La Saône-et-Loire étant de plus en plus souvent victime du gel avec les hivers doux et le débourrement précoce, les viticulteurs sont en demande et investissent dans des tours antigel qui reposent toutes sur le même principe. Certaines sont fixes, sur des mâts de 12 mètres, et disposent de deux, quatre ou cinq pales. Plus on augmente le nombre de pales, plus on crée un mouvement laminaire et plus le bruit généré par l’éolienne est faible, mais c’est aussi plus cher. Les éoliennes fixes sont équipées d’une tête qui tourne sur elle-même et que l’on peut orienter pour créer une turbulence. Il existe également des éoliennes mobiles, qui sont les plus utilisées dans nos secteurs. Elles sont attelées à des remorques ou des tracteurs.

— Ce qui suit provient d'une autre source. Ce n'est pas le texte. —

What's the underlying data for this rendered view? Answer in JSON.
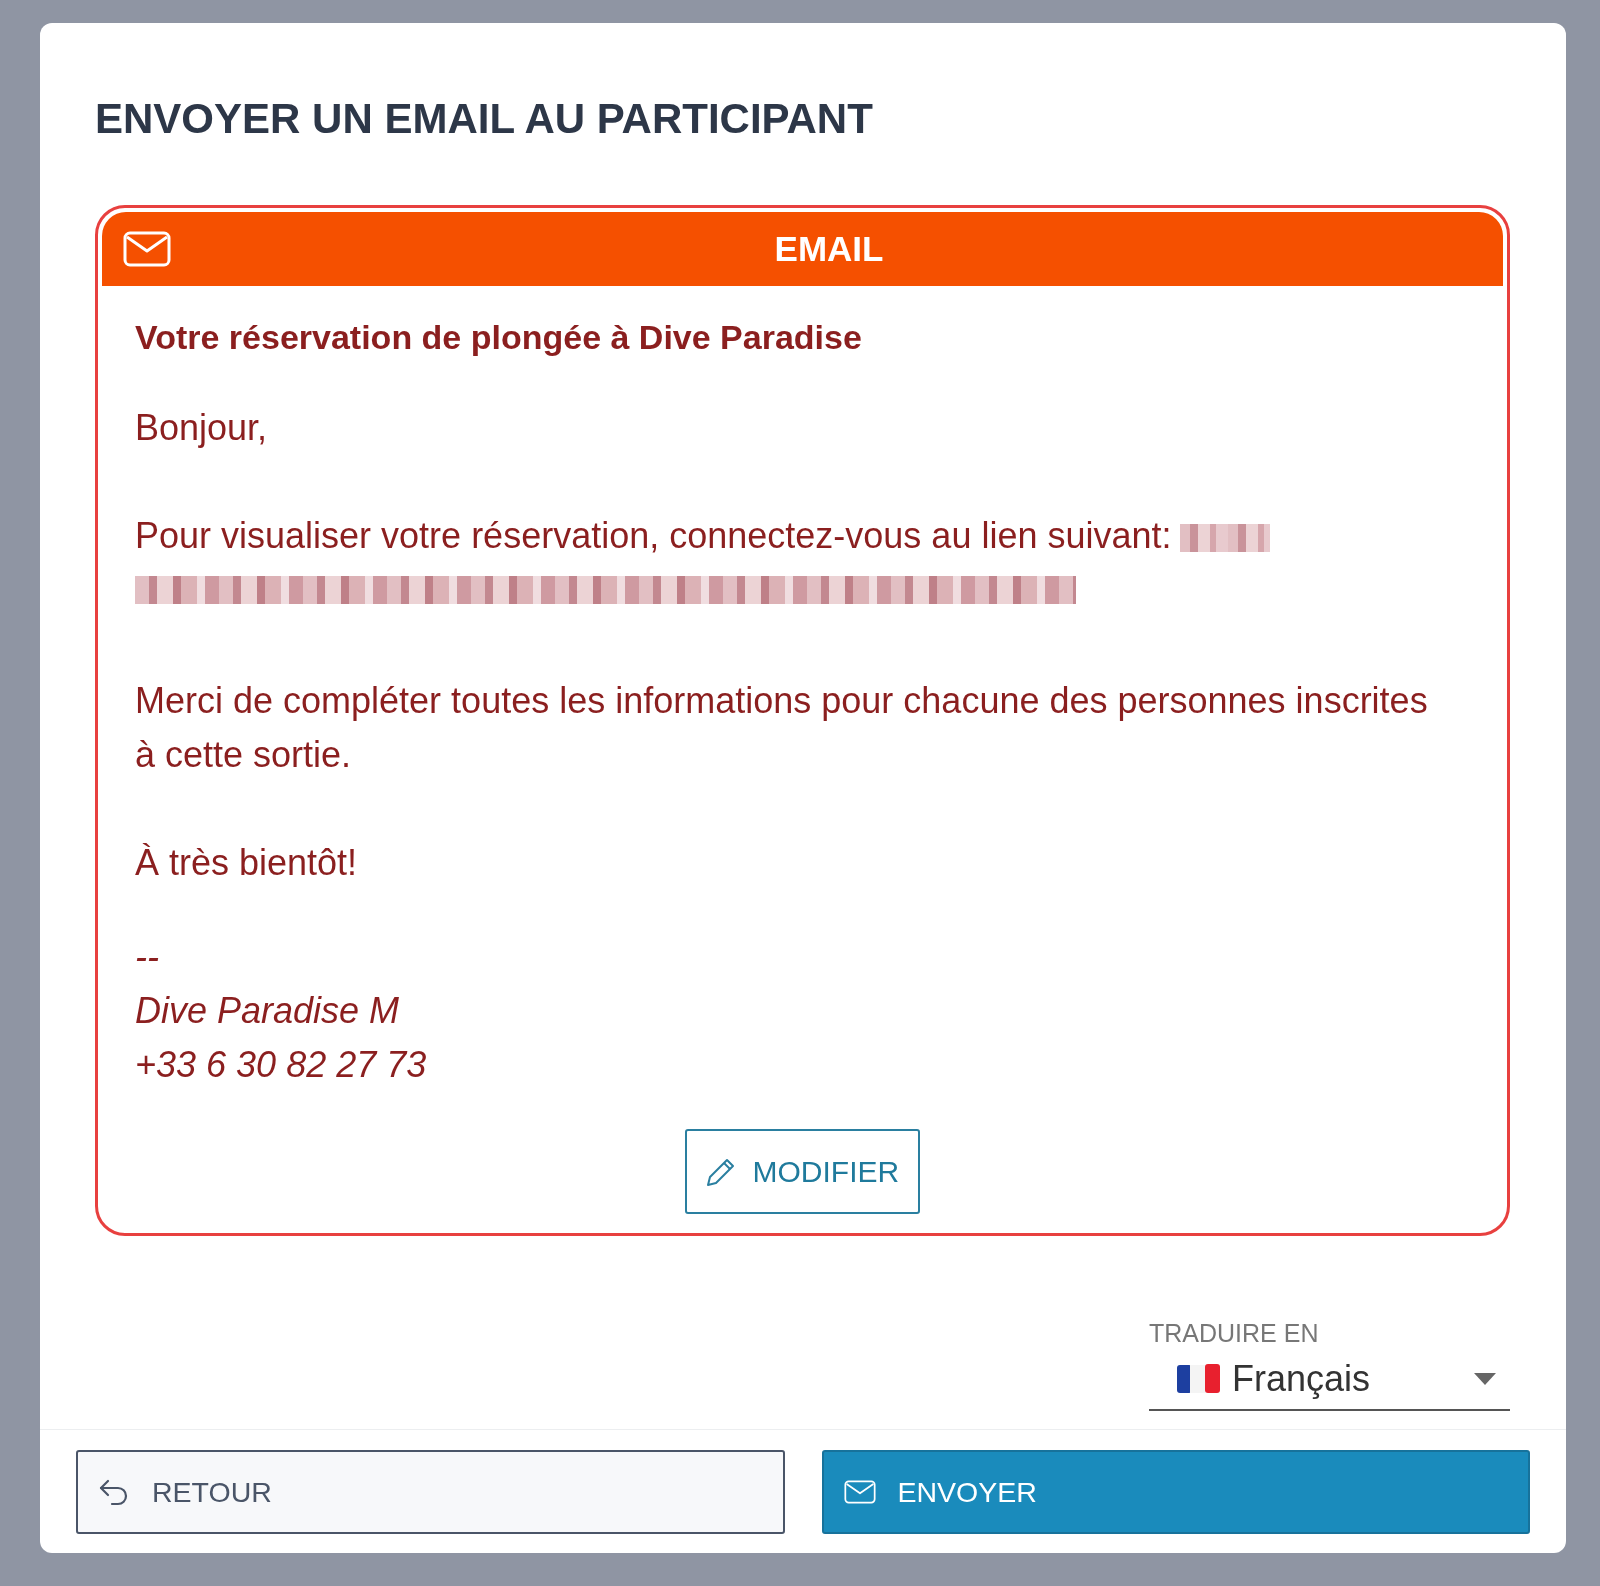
{
  "dialog": {
    "title": "ENVOYER UN EMAIL AU PARTICIPANT"
  },
  "email": {
    "header": "EMAIL",
    "subject": "Votre réservation de plongée à Dive Paradise",
    "paragraphs": [
      {
        "kind": "text",
        "text": "Bonjour,"
      },
      {
        "kind": "text_with_hidden_link",
        "text": "Pour visualiser votre réservation, connectez-vous au lien suivant:"
      },
      {
        "kind": "text",
        "text": "Merci de compléter toutes les informations pour chacune des personnes inscrites à cette sortie."
      },
      {
        "kind": "text",
        "text": "À très bientôt!"
      },
      {
        "kind": "signature",
        "lines": [
          "--",
          "Dive Paradise M",
          "+33 6 30 82 27 73"
        ]
      }
    ],
    "edit_button": "MODIFIER"
  },
  "translate": {
    "label": "TRADUIRE EN",
    "value": "Français"
  },
  "footer": {
    "buttons": [
      {
        "kind": "back",
        "label": "RETOUR"
      },
      {
        "kind": "send",
        "label": "ENVOYER"
      }
    ]
  }
}
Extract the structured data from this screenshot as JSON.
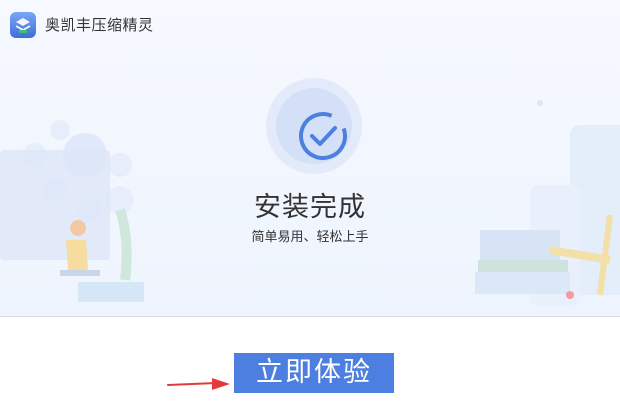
{
  "app": {
    "title": "奥凯丰压缩精灵"
  },
  "status": {
    "heading": "安装完成",
    "subheading": "简单易用、轻松上手"
  },
  "actions": {
    "primary_label": "立即体验"
  },
  "icons": {
    "app": "app-logo-icon",
    "status": "check-circle-icon",
    "pointer": "red-arrow-icon"
  },
  "colors": {
    "accent": "#4d7fe0",
    "check": "#4d7fe0",
    "arrow": "#e23b3b",
    "panel_bg": "#eef4fd"
  }
}
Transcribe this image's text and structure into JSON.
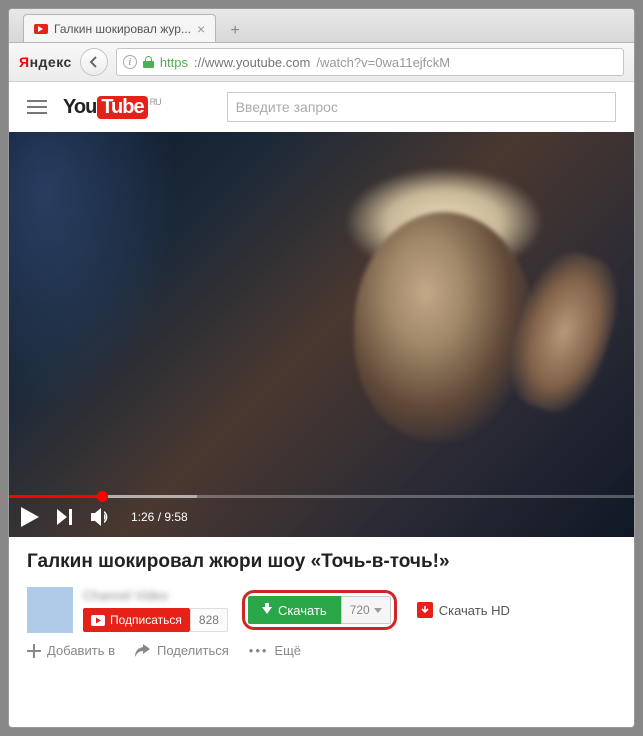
{
  "browser": {
    "tab_title": "Галкин шокировал жур...",
    "yandex_label": "Яндекс",
    "url_proto": "https",
    "url_host": "://www.youtube.com",
    "url_path": "/watch?v=0wa11ejfckM"
  },
  "youtube": {
    "logo_you": "You",
    "logo_tube": "Tube",
    "logo_region": "RU",
    "search_placeholder": "Введите запрос"
  },
  "player": {
    "current_time": "1:26",
    "duration": "9:58",
    "progress_pct": 15
  },
  "video": {
    "title": "Галкин шокировал жюри шоу «Точь-в-точь!»",
    "channel_name": "Channel Video",
    "subscribe_label": "Подписаться",
    "subscriber_count": "828"
  },
  "download": {
    "label": "Скачать",
    "quality": "720",
    "hd_label": "Скачать HD"
  },
  "actions": {
    "add": "Добавить в",
    "share": "Поделиться",
    "more": "Ещё"
  }
}
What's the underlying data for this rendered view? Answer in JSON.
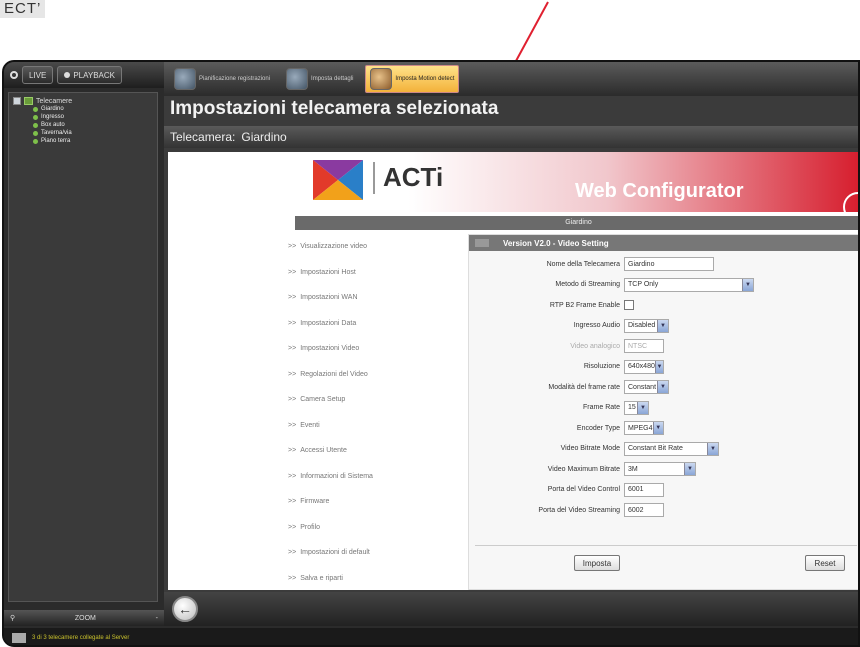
{
  "doc_heading": "ECT’",
  "left_panel": {
    "live_label": "LIVE",
    "playback_label": "PLAYBACK",
    "tree_root": "Telecamere",
    "cameras": [
      "Giardino",
      "Ingresso",
      "Box auto",
      "Taverna/via",
      "Piano terra"
    ],
    "zoom_label": "ZOOM",
    "zoom_minus": "-"
  },
  "toolbar": {
    "items": [
      {
        "label": "Pianificazione registrazioni"
      },
      {
        "label": "Imposta dettagli"
      },
      {
        "label": "Imposta Motion detect"
      }
    ]
  },
  "page_title": "Impostazioni telecamera selezionata",
  "camera_line": {
    "label": "Telecamera:",
    "value": "Giardino"
  },
  "web_configurator": {
    "brand": "ACTi",
    "title": "Web Configurator",
    "camera_header": "Giardino"
  },
  "menu": {
    "prefix": ">>",
    "items": [
      "Visualizzazione video",
      "Impostazioni Host",
      "Impostazioni WAN",
      "Impostazioni Data",
      "Impostazioni Video",
      "Regolazioni del Video",
      "Camera Setup",
      "Eventi",
      "Accessi Utente",
      "Informazioni di Sistema",
      "Firmware",
      "Profilo",
      "Impostazioni di default",
      "Salva e riparti"
    ]
  },
  "form": {
    "header": "Version V2.0 - Video Setting",
    "rows": [
      {
        "label": "Nome della Telecamera",
        "value": "Giardino",
        "type": "input"
      },
      {
        "label": "Metodo di Streaming",
        "value": "TCP Only",
        "type": "select"
      },
      {
        "label": "RTP B2 Frame Enable",
        "value": "",
        "type": "checkbox"
      },
      {
        "label": "Ingresso Audio",
        "value": "Disabled",
        "type": "select"
      },
      {
        "label": "Video analogico",
        "value": "NTSC",
        "type": "input-disabled"
      },
      {
        "label": "Risoluzione",
        "value": "640x480",
        "type": "select"
      },
      {
        "label": "Modalità del frame rate",
        "value": "Constant",
        "type": "select"
      },
      {
        "label": "Frame Rate",
        "value": "15",
        "type": "select"
      },
      {
        "label": "Encoder Type",
        "value": "MPEG4",
        "type": "select"
      },
      {
        "label": "Video Bitrate Mode",
        "value": "Constant Bit Rate",
        "type": "select"
      },
      {
        "label": "Video Maximum Bitrate",
        "value": "3M",
        "type": "select"
      },
      {
        "label": "Porta del Video Control",
        "value": "6001",
        "type": "input"
      },
      {
        "label": "Porta del Video Streaming",
        "value": "6002",
        "type": "input"
      }
    ],
    "submit_label": "Imposta",
    "reset_label": "Reset"
  },
  "status_bar": {
    "text": "3 di 3 telecamere collegate al Server"
  },
  "colors": {
    "accent_red": "#d61c2c",
    "active_tool": "#f3b23a",
    "status_text": "#c9c12c"
  }
}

Sur ces dispositifs, le bras se lève et monte à 8 mètres. Ils sont équipés de trois ou quatre pales et tournent à l’essence, au gazole, éventuellement au gaz naturel, car il y a de plus en plus de vols de carburant. Il est possible de les coupler à une production de chaleur. Certains viticulteurs font des feux au pied des tours, il existe des systèmes de canon d’air chaud ou d’autres types de dispositifs placés sous l’éolienne pour créer une masse d’air encore plus chaud. Autre possibilité : l’éolienne peut produire elle-même de la chaleur avec du gaz naturel et donc envoyer directement de l’air un peu plus chaud. Ce sont des systèmes que l’on rencontre notamment à Chablis. Plus on chauffe, plus l’éolienne est efficace en l’absence de vent.

Créer des collectifs

« L’un des axes de développement que nous souhaiterions mettre en place au Vinipôle, serait de créer des collectifs qui permettent de coupler le fonctionnement d’une éolienne. Dans un gel radiatif classique, ce couplage permettrait de créer des flux d’air plus importants et de couvrir des zones plus larges. Nous sommes en phase de test » conclut Thomas Canonier. Il existe des subventions pour investir dans un tel dispositif, bien que le prix des éoliennes ait augmenté ces dernières années. La meilleure solution reste la démarche collective, pour le montage financier, mais aussi pour l’organisation, qui évite de faire porter toutes les charges à une seule personne. Pour un tel projet, il ne faut pas non plus oublier l’approche riveraine. Les éoliennes peuvent faire peur, générer des nuisances sonores, faibles mais existantes, il ne faut pas les nier, même si, ici, l’utilisation est ponctuelle. Mieux vaut donc prévenir ces riverains sur le cisaillement du bruit du vent qui peut être perçu, sans oublier le bruit de l’éolienne en elle-même, qui est un « gros ventilateur ».

 

Les éoliennes antigel protègent les vignes sur 4 ha chacune, jusqu’à - 4 °C et le démarrage doit se faire en températures positives. Certaines éoliennes, connectées à une sonde, alertent le viticulteur dès que la température baisse à 1 °C. Dans ce cas, on étudie le vent et la couverture nuageuse pour décider d’allumer ou non, sa tour. S’il est essentiel de bien placer sa, ou ses tour(s) sur l’exploitation, établir la topographie d’un secteur donné permet d’harmoniser le placement des éoliennes de viticulteurs voisins, équipés d’éoliennes, afin de s’assurer que les tours installées dans chaque domaine œuvrent dans le même sens plutôt que de repousser des flux en sens contraires, ce qui aurait pour effet de réduire, voire d’annuler l’efficacité de la lutte contre le gel.